Rose
Rovine e Amanti is the handiwork of Italian musician Damiano Mercuri,
who presents this first full length album after a raft of CDRs and a short
CD-EP. With a raft of guest appearances, "Rituale Romanum" is
a Roman coin dug from the loam of Italy scribed with Imperial and stoic
grandeur, then burnished and proffered back to world as an alliance of
past and present.
Damiano’s adroitness is keenly expressed in his use of guitars and
mandolin, yet these soundboards do not limit the full breadth of Rose
Rovine e Amanti, which meshes ancient instrumentation with modern industrialism.
After the laconic ‘Intro’ there emerges the true
craftsmanship, gentle guitar arpeggiates while the rapid tremolo of mandolin
purls to the vocals of Damiano, whose tortured paeans encourage skyward
obeisance, his vocals furling into ululations before a buffeting barrage
of orchestral percussion broadens simple folk song in hermetic armour.
Vocals hailing Christianity might well immediately put off the listener,
yet this not some exhortation to an Abrahamic god nor mere histrionics,
rather it is a reverence – given Rose Rovine e Amanti’s blend
of the modern with the Roman Empire, whose official religion became Christian.

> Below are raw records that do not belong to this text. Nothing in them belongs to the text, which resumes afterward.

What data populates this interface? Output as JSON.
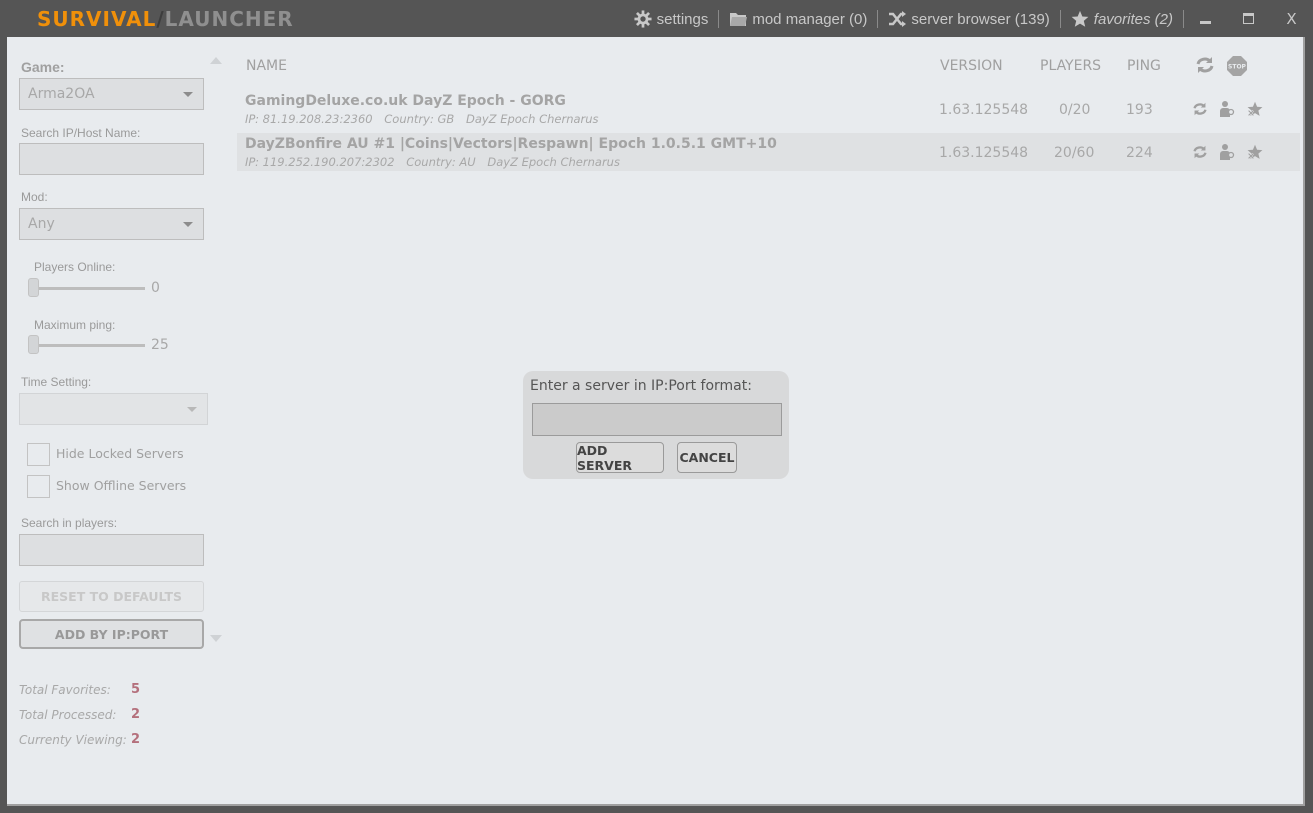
{
  "app": {
    "logo_part1": "SURVIVAL",
    "logo_sep": "/",
    "logo_part2": "LAUNCHER"
  },
  "nav": {
    "settings": "settings",
    "mod_manager": "mod manager (0)",
    "server_browser": "server browser (139)",
    "favorites": "favorites (2)",
    "minimize": "–",
    "maximize": "▭",
    "close": "X"
  },
  "sidebar": {
    "game_label": "Game:",
    "game_value": "Arma2OA",
    "search_label": "Search IP/Host Name:",
    "search_value": "",
    "mod_label": "Mod:",
    "mod_value": "Any",
    "players_online_label": "Players Online:",
    "players_online_value": "0",
    "max_ping_label": "Maximum ping:",
    "max_ping_value": "25",
    "time_setting_label": "Time Setting:",
    "time_setting_value": "",
    "hide_locked_label": "Hide Locked Servers",
    "hide_locked_checked": false,
    "show_offline_label": "Show Offline Servers",
    "show_offline_checked": false,
    "search_players_label": "Search in players:",
    "search_players_value": "",
    "reset_button": "RESET TO DEFAULTS",
    "add_ip_button": "ADD BY IP:PORT",
    "stats": [
      {
        "label": "Total Favorites:",
        "value": "5"
      },
      {
        "label": "Total Processed:",
        "value": "2"
      },
      {
        "label": "Currenty Viewing:",
        "value": "2"
      }
    ]
  },
  "table": {
    "columns": {
      "name": "NAME",
      "version": "VERSION",
      "players": "PLAYERS",
      "ping": "PING"
    },
    "rows": [
      {
        "name": "GamingDeluxe.co.uk DayZ Epoch - GORG",
        "ip": "IP: 81.19.208.23:2360",
        "country": "Country: GB",
        "map": "DayZ Epoch Chernarus",
        "version": "1.63.125548",
        "players": "0/20",
        "ping": "193"
      },
      {
        "name": "DayZBonfire AU #1 |Coins|Vectors|Respawn| Epoch 1.0.5.1 GMT+10",
        "ip": "IP: 119.252.190.207:2302",
        "country": "Country: AU",
        "map": "DayZ Epoch Chernarus",
        "version": "1.63.125548",
        "players": "20/60",
        "ping": "224"
      }
    ]
  },
  "dialog": {
    "label": "Enter a server in IP:Port format:",
    "input_value": "",
    "add_button": "ADD SERVER",
    "cancel_button": "CANCEL"
  }
}
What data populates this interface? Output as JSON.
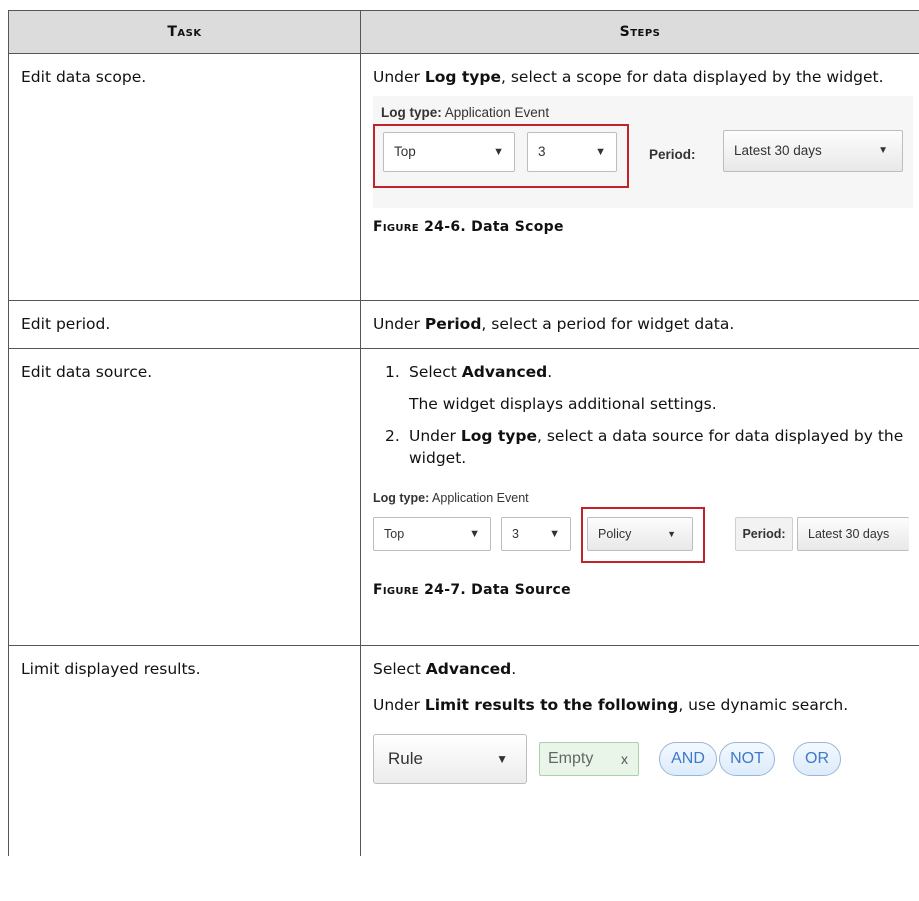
{
  "table": {
    "headers": [
      "Task",
      "Steps"
    ],
    "rows": {
      "r1": {
        "task": "Edit data scope.",
        "steps_pre": "Under ",
        "steps_bold": "Log type",
        "steps_post": ", select a scope for data displayed by the widget.",
        "figure": {
          "log_type_label": "Log type:",
          "log_type_value": " Application Event",
          "select1": "Top",
          "select2": "3",
          "period_label": "Period:",
          "period_value": "Latest 30 days",
          "caption_prefix": "Figure ",
          "caption_num": "24-6. Data Scope"
        }
      },
      "r2": {
        "task": "Edit period.",
        "steps_pre": "Under ",
        "steps_bold": "Period",
        "steps_post": ", select a period for widget data."
      },
      "r3": {
        "task": "Edit data source.",
        "step1_num": "1.",
        "step1_pre": "Select ",
        "step1_bold": "Advanced",
        "step1_post": ".",
        "step1_note": "The widget displays additional settings.",
        "step2_num": "2.",
        "step2_pre": "Under ",
        "step2_bold": "Log type",
        "step2_post": ", select a data source for data displayed by the widget.",
        "figure": {
          "log_type_label": "Log type:",
          "log_type_value": " Application Event",
          "select1": "Top",
          "select2": "3",
          "policy": "Policy",
          "period_label": "Period:",
          "period_value": "Latest 30 days",
          "caption_prefix": "Figure ",
          "caption_num": "24-7. Data Source"
        }
      },
      "r4": {
        "task": "Limit displayed results.",
        "p1_pre": "Select ",
        "p1_bold": "Advanced",
        "p1_post": ".",
        "p2_pre": "Under ",
        "p2_bold": "Limit results to the following",
        "p2_post": ", use dynamic search.",
        "figure": {
          "rule": "Rule",
          "empty": "Empty",
          "empty_close": "x",
          "and": "AND",
          "not": "NOT",
          "or": "OR"
        }
      }
    }
  },
  "colors": {
    "header_bg": "#dcdcdc",
    "highlight_border": "#c0232a",
    "pill_text": "#3d7ac7"
  }
}
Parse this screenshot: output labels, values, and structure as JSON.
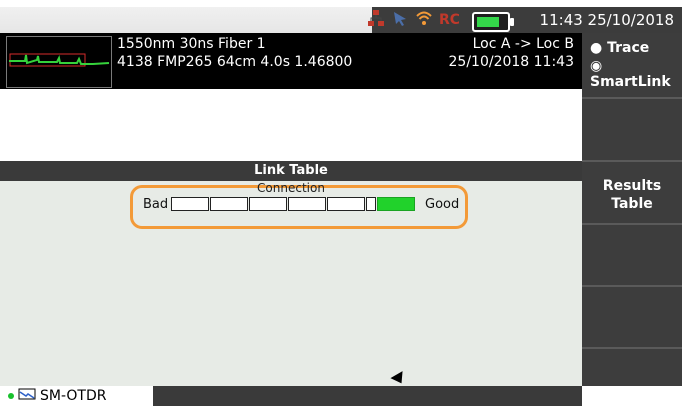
{
  "status_bar": {
    "time": "11:43 25/10/2018",
    "icons": [
      "network-icon",
      "cursor-icon",
      "wifi-icon",
      "rc-icon",
      "battery-icon"
    ]
  },
  "measurement": {
    "line1_left": "1550nm  30ns  Fiber  1",
    "line2_left": "4138 FMP265  64cm  4.0s  1.46800",
    "line1_right": "Loc A -> Loc B",
    "line2_right": "25/10/2018   11:43"
  },
  "sidebar": {
    "trace": "Trace",
    "smartlink": "SmartLink",
    "results_line1": "Results",
    "results_line2": "Table"
  },
  "link_table": {
    "title": "Link Table",
    "connection_label": "Connection",
    "bad_label": "Bad",
    "good_label": "Good",
    "quality": "Good"
  },
  "bottom": {
    "mode": "SM-OTDR"
  },
  "colors": {
    "highlight": "#f39a38",
    "good": "#21d22b",
    "bar_bg": "#3a3a3a"
  }
}
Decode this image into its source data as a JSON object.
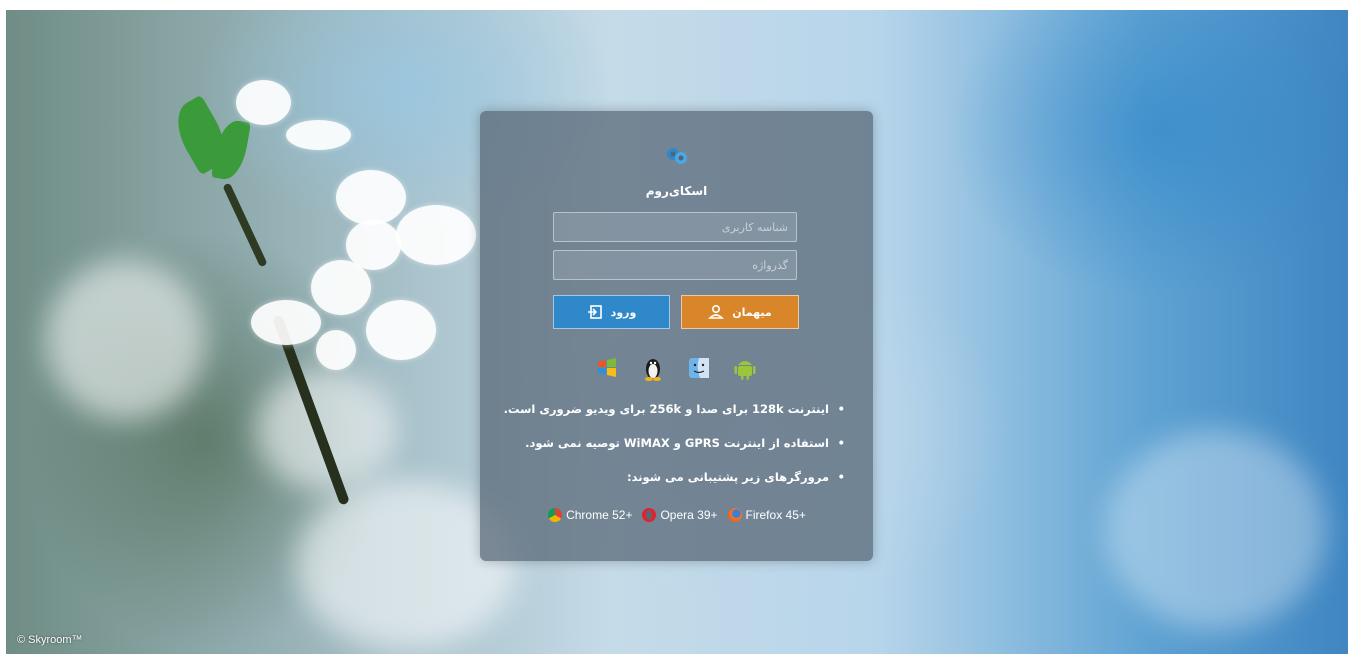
{
  "app": {
    "title": "اسکای‌روم"
  },
  "login": {
    "username_placeholder": "شناسه کاربری",
    "password_placeholder": "گذرواژه",
    "login_label": "ورود",
    "guest_label": "میهمان"
  },
  "platforms": [
    "windows-icon",
    "linux-icon",
    "macos-icon",
    "android-icon"
  ],
  "notes": [
    "اینترنت 128k برای صدا و 256k برای ویدیو ضروری است.",
    "استفاده از اینترنت GPRS و WiMAX توصیه نمی شود.",
    "مرورگرهای زیر پشتیبانی می شوند:"
  ],
  "browsers": [
    {
      "name": "Chrome 52+",
      "icon": "chrome-icon"
    },
    {
      "name": "Opera 39+",
      "icon": "opera-icon"
    },
    {
      "name": "Firefox 45+",
      "icon": "firefox-icon"
    }
  ],
  "footer": {
    "copyright": "© Skyroom™"
  },
  "colors": {
    "login_button": "#2e88c9",
    "guest_button": "#d9862a",
    "card": "#55646f"
  }
}
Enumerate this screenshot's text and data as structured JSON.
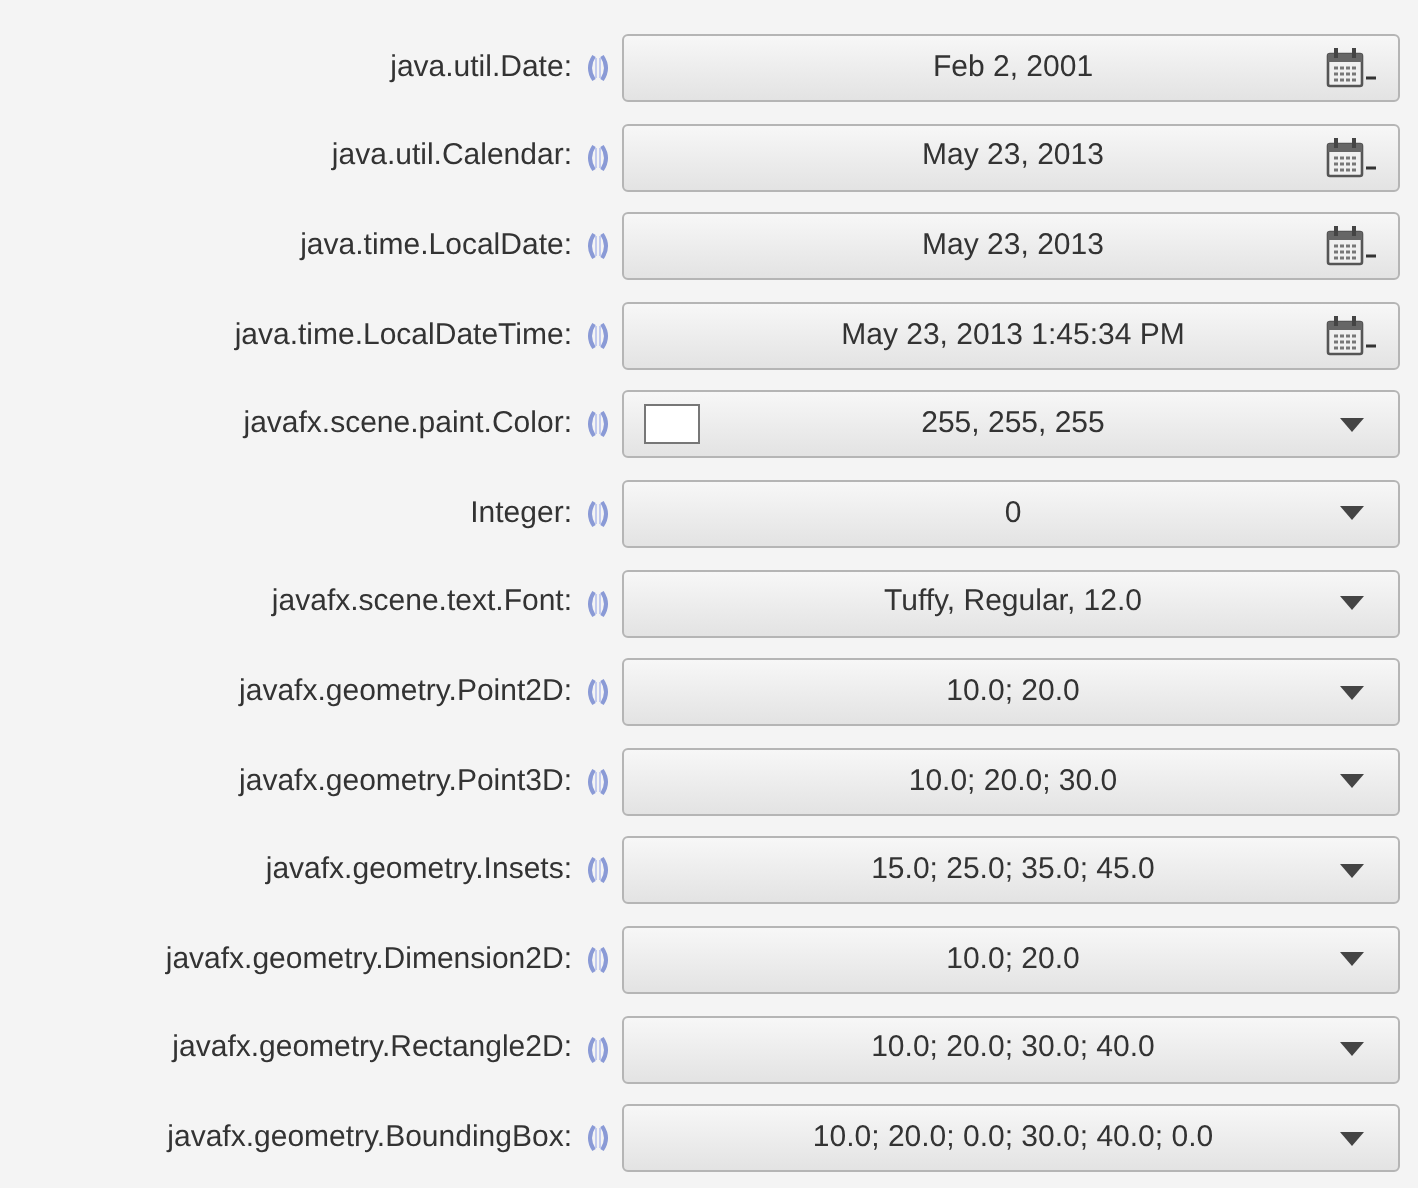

The music encourages noble bearing with its marshaled percussion set flush
to the curves and cusps of song, violins dance with guitar to the lulls
where Damiano’s vibrato and plaintive voice breaths, this is no
patchwork of beat and guitar, the songs surge and seek certain respite,
unfurl and accrete charisma.
The album comes presented in a simple clear jewel-case, with full colour
artwork throughout. Strong is the delineation of archaic etching and symbols
of armoured knights graced with the glory of right over the forces of
evil, a conquest of personal demons as much as a literal presentation.
Interior photos on disc and tray inlay of Norman knights frozen in stone
and peaceful rest, the true goal. Liner notes are sparse but detail the
guest musicians and phrases of Italian verse.